BACE1 knock-outs display deficits in activity-dependent potentiation of synaptic transmission at mossy fiber to CA3 synapses in the hippocampus

β-Amyloid precursor protein cleavage enzyme 1 (BACE1) has been identified as a major neuronal β-secretase critical for the formation of β-amyloid (Aβ) peptide, which is thought responsible for the pathology of Alzheimer's disease (AD). Therefore, BACE1 is one of the key therapeutic targets that can prevent the progression of AD. Previous studies showed that knocking out the BACE1 gene prevents Aβ formation, but results in behavioral deficits and specific synaptic dysfunctions at Schaffer collateral to CA1 synapses.
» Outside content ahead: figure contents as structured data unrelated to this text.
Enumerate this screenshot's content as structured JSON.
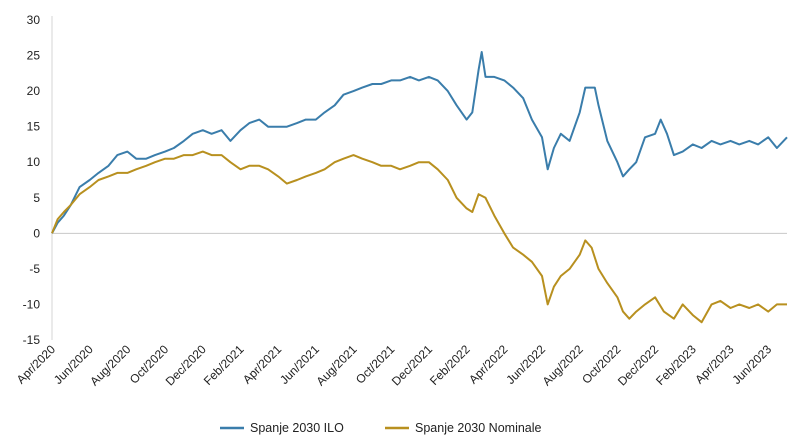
{
  "chart_data": {
    "type": "line",
    "title": "",
    "xlabel": "",
    "ylabel": "",
    "ylim": [
      -15,
      30
    ],
    "y_ticks": [
      -15,
      -10,
      -5,
      0,
      5,
      10,
      15,
      20,
      25,
      30
    ],
    "x_range": [
      "2020-04",
      "2023-07"
    ],
    "x_ticks": [
      "Apr/2020",
      "Jun/2020",
      "Aug/2020",
      "Oct/2020",
      "Dec/2020",
      "Feb/2021",
      "Apr/2021",
      "Jun/2021",
      "Aug/2021",
      "Oct/2021",
      "Dec/2021",
      "Feb/2022",
      "Apr/2022",
      "Jun/2022",
      "Aug/2022",
      "Oct/2022",
      "Dec/2022",
      "Feb/2023",
      "Apr/2023",
      "Jun/2023"
    ],
    "grid": false,
    "legend_position": "bottom",
    "series": [
      {
        "name": "Spanje 2030 ILO",
        "color": "#3a7dab",
        "points": [
          [
            "2020-04",
            0
          ],
          [
            "2020-04-10",
            1.5
          ],
          [
            "2020-04-20",
            2.5
          ],
          [
            "2020-05",
            4
          ],
          [
            "2020-05-15",
            6.5
          ],
          [
            "2020-06",
            7.5
          ],
          [
            "2020-06-15",
            8.5
          ],
          [
            "2020-07",
            9.5
          ],
          [
            "2020-07-15",
            11
          ],
          [
            "2020-08",
            11.5
          ],
          [
            "2020-08-15",
            10.5
          ],
          [
            "2020-09",
            10.5
          ],
          [
            "2020-09-15",
            11
          ],
          [
            "2020-10",
            11.5
          ],
          [
            "2020-10-15",
            12
          ],
          [
            "2020-11",
            13
          ],
          [
            "2020-11-15",
            14
          ],
          [
            "2020-12",
            14.5
          ],
          [
            "2020-12-15",
            14
          ],
          [
            "2021-01",
            14.5
          ],
          [
            "2021-01-15",
            13
          ],
          [
            "2021-02",
            14.5
          ],
          [
            "2021-02-15",
            15.5
          ],
          [
            "2021-03",
            16
          ],
          [
            "2021-03-15",
            15
          ],
          [
            "2021-04",
            15
          ],
          [
            "2021-04-15",
            15
          ],
          [
            "2021-05",
            15.5
          ],
          [
            "2021-05-15",
            16
          ],
          [
            "2021-06",
            16
          ],
          [
            "2021-06-15",
            17
          ],
          [
            "2021-07",
            18
          ],
          [
            "2021-07-15",
            19.5
          ],
          [
            "2021-08",
            20
          ],
          [
            "2021-08-15",
            20.5
          ],
          [
            "2021-09",
            21
          ],
          [
            "2021-09-15",
            21
          ],
          [
            "2021-10",
            21.5
          ],
          [
            "2021-10-15",
            21.5
          ],
          [
            "2021-11",
            22
          ],
          [
            "2021-11-15",
            21.5
          ],
          [
            "2021-12",
            22
          ],
          [
            "2021-12-15",
            21.5
          ],
          [
            "2022-01",
            20
          ],
          [
            "2022-01-15",
            18
          ],
          [
            "2022-02",
            16
          ],
          [
            "2022-02-10",
            17
          ],
          [
            "2022-02-20",
            23
          ],
          [
            "2022-02-25",
            25.5
          ],
          [
            "2022-03",
            22
          ],
          [
            "2022-03-15",
            22
          ],
          [
            "2022-04",
            21.5
          ],
          [
            "2022-04-15",
            20.5
          ],
          [
            "2022-05",
            19
          ],
          [
            "2022-05-15",
            16
          ],
          [
            "2022-06",
            13.5
          ],
          [
            "2022-06-10",
            9
          ],
          [
            "2022-06-20",
            12
          ],
          [
            "2022-07",
            14
          ],
          [
            "2022-07-15",
            13
          ],
          [
            "2022-08",
            17
          ],
          [
            "2022-08-10",
            20.5
          ],
          [
            "2022-08-25",
            20.5
          ],
          [
            "2022-09",
            18
          ],
          [
            "2022-09-15",
            13
          ],
          [
            "2022-10",
            10
          ],
          [
            "2022-10-10",
            8
          ],
          [
            "2022-10-20",
            9
          ],
          [
            "2022-11",
            10
          ],
          [
            "2022-11-15",
            13.5
          ],
          [
            "2022-12",
            14
          ],
          [
            "2022-12-10",
            16
          ],
          [
            "2022-12-20",
            14
          ],
          [
            "2023-01",
            11
          ],
          [
            "2023-01-15",
            11.5
          ],
          [
            "2023-02",
            12.5
          ],
          [
            "2023-02-15",
            12
          ],
          [
            "2023-03",
            13
          ],
          [
            "2023-03-15",
            12.5
          ],
          [
            "2023-04",
            13
          ],
          [
            "2023-04-15",
            12.5
          ],
          [
            "2023-05",
            13
          ],
          [
            "2023-05-15",
            12.5
          ],
          [
            "2023-06",
            13.5
          ],
          [
            "2023-06-15",
            12
          ],
          [
            "2023-07",
            13.5
          ]
        ]
      },
      {
        "name": "Spanje 2030 Nominale",
        "color": "#b8901f",
        "points": [
          [
            "2020-04",
            0
          ],
          [
            "2020-04-10",
            2
          ],
          [
            "2020-04-20",
            3
          ],
          [
            "2020-05",
            4
          ],
          [
            "2020-05-15",
            5.5
          ],
          [
            "2020-06",
            6.5
          ],
          [
            "2020-06-15",
            7.5
          ],
          [
            "2020-07",
            8
          ],
          [
            "2020-07-15",
            8.5
          ],
          [
            "2020-08",
            8.5
          ],
          [
            "2020-08-15",
            9
          ],
          [
            "2020-09",
            9.5
          ],
          [
            "2020-09-15",
            10
          ],
          [
            "2020-10",
            10.5
          ],
          [
            "2020-10-15",
            10.5
          ],
          [
            "2020-11",
            11
          ],
          [
            "2020-11-15",
            11
          ],
          [
            "2020-12",
            11.5
          ],
          [
            "2020-12-15",
            11
          ],
          [
            "2021-01",
            11
          ],
          [
            "2021-01-15",
            10
          ],
          [
            "2021-02",
            9
          ],
          [
            "2021-02-15",
            9.5
          ],
          [
            "2021-03",
            9.5
          ],
          [
            "2021-03-15",
            9
          ],
          [
            "2021-04",
            8
          ],
          [
            "2021-04-15",
            7
          ],
          [
            "2021-05",
            7.5
          ],
          [
            "2021-05-15",
            8
          ],
          [
            "2021-06",
            8.5
          ],
          [
            "2021-06-15",
            9
          ],
          [
            "2021-07",
            10
          ],
          [
            "2021-07-15",
            10.5
          ],
          [
            "2021-08",
            11
          ],
          [
            "2021-08-15",
            10.5
          ],
          [
            "2021-09",
            10
          ],
          [
            "2021-09-15",
            9.5
          ],
          [
            "2021-10",
            9.5
          ],
          [
            "2021-10-15",
            9
          ],
          [
            "2021-11",
            9.5
          ],
          [
            "2021-11-15",
            10
          ],
          [
            "2021-12",
            10
          ],
          [
            "2021-12-15",
            9
          ],
          [
            "2022-01",
            7.5
          ],
          [
            "2022-01-15",
            5
          ],
          [
            "2022-02",
            3.5
          ],
          [
            "2022-02-10",
            3
          ],
          [
            "2022-02-20",
            5.5
          ],
          [
            "2022-03",
            5
          ],
          [
            "2022-03-15",
            2.5
          ],
          [
            "2022-04",
            0
          ],
          [
            "2022-04-15",
            -2
          ],
          [
            "2022-05",
            -3
          ],
          [
            "2022-05-15",
            -4
          ],
          [
            "2022-06",
            -6
          ],
          [
            "2022-06-10",
            -10
          ],
          [
            "2022-06-20",
            -7.5
          ],
          [
            "2022-07",
            -6
          ],
          [
            "2022-07-15",
            -5
          ],
          [
            "2022-08",
            -3
          ],
          [
            "2022-08-10",
            -1
          ],
          [
            "2022-08-20",
            -2
          ],
          [
            "2022-09",
            -5
          ],
          [
            "2022-09-15",
            -7
          ],
          [
            "2022-10",
            -9
          ],
          [
            "2022-10-10",
            -11
          ],
          [
            "2022-10-20",
            -12
          ],
          [
            "2022-11",
            -11
          ],
          [
            "2022-11-15",
            -10
          ],
          [
            "2022-12",
            -9
          ],
          [
            "2022-12-15",
            -11
          ],
          [
            "2023-01",
            -12
          ],
          [
            "2023-01-15",
            -10
          ],
          [
            "2023-02",
            -11.5
          ],
          [
            "2023-02-15",
            -12.5
          ],
          [
            "2023-03",
            -10
          ],
          [
            "2023-03-15",
            -9.5
          ],
          [
            "2023-04",
            -10.5
          ],
          [
            "2023-04-15",
            -10
          ],
          [
            "2023-05",
            -10.5
          ],
          [
            "2023-05-15",
            -10
          ],
          [
            "2023-06",
            -11
          ],
          [
            "2023-06-15",
            -10
          ],
          [
            "2023-07",
            -10
          ]
        ]
      }
    ]
  }
}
However, BACE1 protein is most highly expressed at the mossy fiber projections in CA3. Here, we report that BACE1 knock-out mice display reduced presynaptic function, as measured by an increase in paired-pulse facilitation ratio. More dramatically, mossy fiber long-term potentiation (LTP), which is normally expressed via an increase in presynaptic release, was eliminated in the knock-outs. Although long-term depression was slightly larger in the BACE1 knock-outs, it could not be reversed. The specific deficit in mossy fiber LTP was upstream of cAMP signaling and could be "rescued" by transiently elevating extracellular Ca²⁺ concentration. These results suggest that BACE1 may play a critical role in regulating presynaptic function, especially activity-dependent strengthening of presynaptic release, at mossy fiber synapses.